• Sonuç bulunamadı

3.1. METODOLOJİ

3.2.3. Arama Moturu (2015) Filmi

Arama Moturu, Atalay Taşdiken’in 2015’te çektiği bir filmdir ve önceki iki uzun metrajlı filminden, oldukça farklı bir yapıya sahiptir. Bu filmdeki oyuncular filmin

çekildiği yörede yaşayan insanlardır ve tamamen amatördür. Üstelik bu insanların çoğu senaryosuz, doğaçlama olarak oynatılmıştır38. Yani aslında Arama Moturu Atalay Taşdiken için bir deneme, arayış filmidir.
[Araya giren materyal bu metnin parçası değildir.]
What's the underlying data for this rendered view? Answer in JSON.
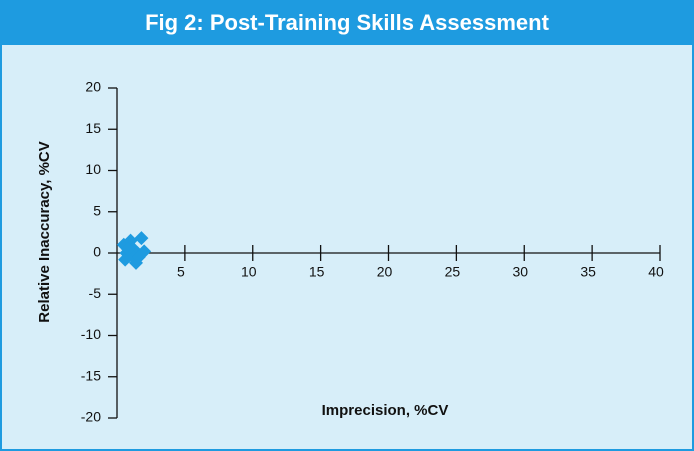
{
  "chart_data": {
    "type": "scatter",
    "title": "Fig 2: Post-Training Skills Assessment",
    "x_label": "Imprecision, %CV",
    "y_label": "Relative Inaccuracy, %CV",
    "color": "#1e9be0",
    "x": [
      0.5,
      0.7,
      0.6,
      1.0,
      1.2,
      1.4,
      1.5,
      1.8,
      1.1,
      2.0,
      1.6,
      0.8
    ],
    "values": [
      1.0,
      0.0,
      -0.8,
      1.5,
      0.5,
      -1.2,
      0.0,
      1.8,
      -0.3,
      0.2,
      -0.5,
      0.5
    ],
    "xlim": [
      0,
      40
    ],
    "xticks": [
      5,
      10,
      15,
      20,
      25,
      30,
      35,
      40
    ],
    "ylim": [
      -20,
      20
    ],
    "yticks": [
      20,
      15,
      10,
      5,
      0,
      -5,
      -10,
      -15,
      -20
    ]
  }
}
Bu filmin önceki iki filmden ayrılan en temel yanı ise mizaha dayalı bir anlatım dilinin olmasıdır. Filmin tamamına bakıldığında bir komedi filmi gibi görülse de; film kendi içinde bir trajediyi anlatmaktadır ve özellikle taşrada mevcut olan bazı problemleri tartışmaya açmaktadır. Ayrıca bu film, taşra ve aileye ait olan birçok önemli veriyi de içerisinde barındırmaktadır.

3.2.3.1. Filmin Öyküsü

Film, -adından da anlaşılacağı üzere- taşrada yaşayan her yaştan ve her yapıdan insanın yaşama dair arama serüvenini ele almaktadır. Musa Dede, evlenecek bir kadın; Sefil Hasan, itibar, Kanunsuz, define; belediye başkanı ve köylü ise su aramaktadır. Filmde aynı zamanda, taşrada yaşayan insanların teknoloji ile imtihanı anlatılmaktadır. Teknoloji ve taşra ilişkisi haricinde, evlilik, aile, ekonomik kaygılar, itibar kazanma, köyde yaşanan su problemi vb. gibi meseleler, filmde görülebilecek temel konular olarak öne çıkmaktadır.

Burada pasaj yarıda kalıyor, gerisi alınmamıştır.